I can smell another financial crash coming, says former Goldman Sachs chief
Todd Gillespie And Sridhar Natarajan
Lloyd Blankfein, who led Goldman Sachs Group through the 2008 financial crisis, is now ringing alarm bells as Wall Street diverts money from U.S. savers into its latest lending spree: private credit.
The financial system is inching towards another potential disaster, with ordinary Americans suffering some losses, the former longtime CEO of Goldman said in an interview on the Bloomberg News Big Take podcast. These assets can be difficult to analyze, have hidden leverage, and be difficult to sell.
“Where there is illiquidity, one has to worry about opaque assets,” he said. “We’re nearing the end of the final stages of the cycles on this issue, and it’s time for some sort of reckoning.”
Blankfein, 71, has for years criticized financial firms that have amassed wealth from private investments for trying to give retail investors access to those assets just at a time when they are more likely to implode. Last year, President Donald Trump signed an executive order that will ease the way for assets, including private credit and private equity, to be transferred into employer-sponsored retirement savings plans in the United States.
This is a particularly turbulent time for the US$1.8 trillion ($2.5 trillion) private credit market.
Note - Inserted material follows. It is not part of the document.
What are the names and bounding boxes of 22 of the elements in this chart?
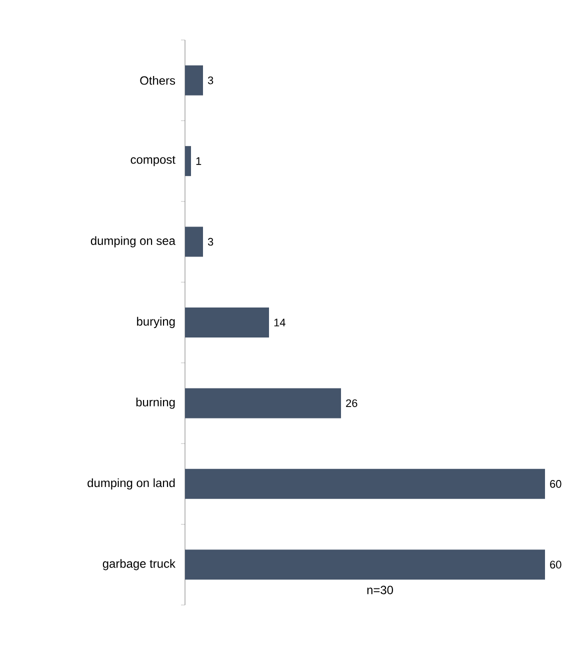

Loans are straining debt funding for some of the biggest asset managers, including BlackRock In the UK, bank-backed mortgage company Market Financial Solutions was forced into bankruptcy last week amid accusations of fraud and double pledging of assets.
Goldman is among the many Wall Street firms that have embraced retail investors. The bank invested in asset manager T. Rowe Price Group last year and said the two would collaborate to further package Goldman’s private markets bets into retirement products.
Blankfein’s memoirs streetwise This document, which will be published on Tuesday (US time), was harshly criticized by some US lawmakers during a marathon hearing in 2010 for Goldman’s role in the financial crisis; That same year, his bank agreed to a $550 million settlement over allegations it mis-sold a complex financial product before the subprime mortgage crisis. Goldman denied any wrongdoing.
At the time, Goldman dealt primarily with complex institutional clients such as money managers, investment funds and corporations, he noted. In the interview, Blankfein said there was a risk of similar disappointments reoccurring if ordinary people were bitten.
“When you lose money for individual consumers, taxpayers and citizens, people in government get very, very upset. Regulators get very, very upset, too,” he said.
In a separate interview Thursday, Blankfein spoke with Pablo Salame, Citadel’s chief investment officer and one of his former protégés at Goldman. Blankfein said he sees signs that the economy is approaching collapse.
“I secretly wonder where the trump card is,” he said. “Now everyone says, ‘Oh, the world is not leveraged.’ That’s exactly what everyone said in the mortgage crisis, until they suddenly discovered there was a lot of mortgage risk in Iceland.”
JPMorgan Chase & Co. Its CEO, Jamie Dimon, said in February that he had seen rivals do “stupid things” to boost earnings, including making risky loans to failing firms. Fears about the risks posed to the banking sector have increased, and the KBW Bank Index suffered its sharpest decline since April on Friday.
Goldman’s asset management arm has sought to reassure clients that redemption rates and exposure to software companies at risk of being sidelined by AI are relatively low at one of the largest retail-focused private credit funds.
Some uneasy echoes of the early days of the 2008 crisis linger, as traders remain nervous and concerns grow about the failure of private lenders.
“It smells like that moment again,” Blankfein said at the Citadel event. “I don’t feel the storm, but the horses in the pen are starting to neigh.”